Русинов пил молоко и слушал музыку из Гваделупы. Гваделупа. Залупа. Антильские острова. Была в детстве какая-то книжка «Марка страны Гонделупы». Неистощимый предмет для изумления — думал ли ты в детстве, что будет музыка из Гваделупы на Монмартре, в исполнении Жака… Нет, не думал, не думал, я не думал в детстве, что буду когда-нибудь старым, почти старым я буду, что придется увидеть свет, другой свет, Старый Свет, Новый Свет, а потом уж и тот свет… Нет, я не думал, не думал — Боже, отчего она так сладостно наивна, эта испанская музыка, эта антильская музыка, эти фанданго, байи, сегедильи. Что за милые ножки у твоей Моник, Жак! Что за славный ты отлудил инструмент на досуге. Но чему удивляться? Ведь искусство — это плод досуга. И поэзия тоже… Ну а проза? Нет, нет, только не проза. Разве что под твою музыку… Вуаля!
— Хочешь кас-крут[15], Сеня?
Русинов увидел, что Жак затуманенным взглядом смотрит на белые ножки Моник. Он поднялся. Сказал:
— Я, пожалуй, пойду, ребятишки. А вы, ради Бога, я очень прошу вас… Вы займитесь любовью.

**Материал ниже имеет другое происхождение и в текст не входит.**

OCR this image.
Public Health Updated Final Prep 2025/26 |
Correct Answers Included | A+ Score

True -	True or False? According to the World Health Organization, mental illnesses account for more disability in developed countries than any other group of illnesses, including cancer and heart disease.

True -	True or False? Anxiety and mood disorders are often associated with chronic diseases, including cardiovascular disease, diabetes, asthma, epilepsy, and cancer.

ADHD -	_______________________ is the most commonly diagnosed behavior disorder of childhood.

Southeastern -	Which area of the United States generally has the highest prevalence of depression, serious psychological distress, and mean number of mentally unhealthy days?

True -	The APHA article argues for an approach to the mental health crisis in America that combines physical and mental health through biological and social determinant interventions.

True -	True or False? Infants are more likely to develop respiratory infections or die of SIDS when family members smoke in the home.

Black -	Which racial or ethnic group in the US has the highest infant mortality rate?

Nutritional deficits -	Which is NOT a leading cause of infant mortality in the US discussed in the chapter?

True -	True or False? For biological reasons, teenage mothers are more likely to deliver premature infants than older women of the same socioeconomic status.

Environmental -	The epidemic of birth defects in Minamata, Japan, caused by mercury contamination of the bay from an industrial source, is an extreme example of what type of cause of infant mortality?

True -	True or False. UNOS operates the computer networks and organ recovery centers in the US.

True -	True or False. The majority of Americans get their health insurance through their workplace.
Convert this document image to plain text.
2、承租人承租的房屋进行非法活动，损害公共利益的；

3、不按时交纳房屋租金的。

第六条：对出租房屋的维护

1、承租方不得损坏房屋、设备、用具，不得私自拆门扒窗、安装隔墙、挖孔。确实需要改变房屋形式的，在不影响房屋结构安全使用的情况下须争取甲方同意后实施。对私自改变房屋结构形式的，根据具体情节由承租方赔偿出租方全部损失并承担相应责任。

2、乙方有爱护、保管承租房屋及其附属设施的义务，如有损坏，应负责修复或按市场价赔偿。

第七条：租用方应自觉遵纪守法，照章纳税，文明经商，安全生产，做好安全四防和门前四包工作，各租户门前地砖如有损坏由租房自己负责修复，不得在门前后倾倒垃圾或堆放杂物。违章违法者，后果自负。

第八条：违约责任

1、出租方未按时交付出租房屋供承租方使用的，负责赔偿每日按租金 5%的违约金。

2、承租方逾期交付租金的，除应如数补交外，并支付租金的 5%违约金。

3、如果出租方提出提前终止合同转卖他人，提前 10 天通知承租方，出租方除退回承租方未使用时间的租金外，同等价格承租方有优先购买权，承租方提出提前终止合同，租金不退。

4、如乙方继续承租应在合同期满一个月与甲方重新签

— Несмотря на жару? — говорит Моник и уже закрывает книжку.
— Да, конечно, несмотря на жару.
И Русинов спустился по лестнице, виток за витком, все еще умиленно проигрывая про себя капризную музыку Жака, на залитую солнцем улицу. Сквозь марево он увидел Сакре-Кер, смуглое тощее тело Жака и молочную кожу Моник.
* * *
У себя в мансарде он нашел записку от Олега с приглашением на обед. Во французском обеде, тем более Олеговом, Русинов находил для себя множество крупных неудобств. Во-первых, он бывал по-настоящему голоден в середине дня, а не вечером. Во-вторых, согласно вынесенному им из дома предрассудку, наедаться на ночь глядя было для него вовсе не так уж полезно. В-третьих, если днем это мероприятие (пусть оно называется второй завтрак, Бог с ним) можно было провернуть за час иди два, то здесь на него бывал загублен целый вечер. К тому же Олег очень скоро накушается виски и станет тягостно пьян. Можно, конечно, взять с собою на обед Софи, это идея. Для малышки это будет выход с ним на люди (Русинов почувствовал, что он отчего-то уже считает себя должником маленькой итальянки).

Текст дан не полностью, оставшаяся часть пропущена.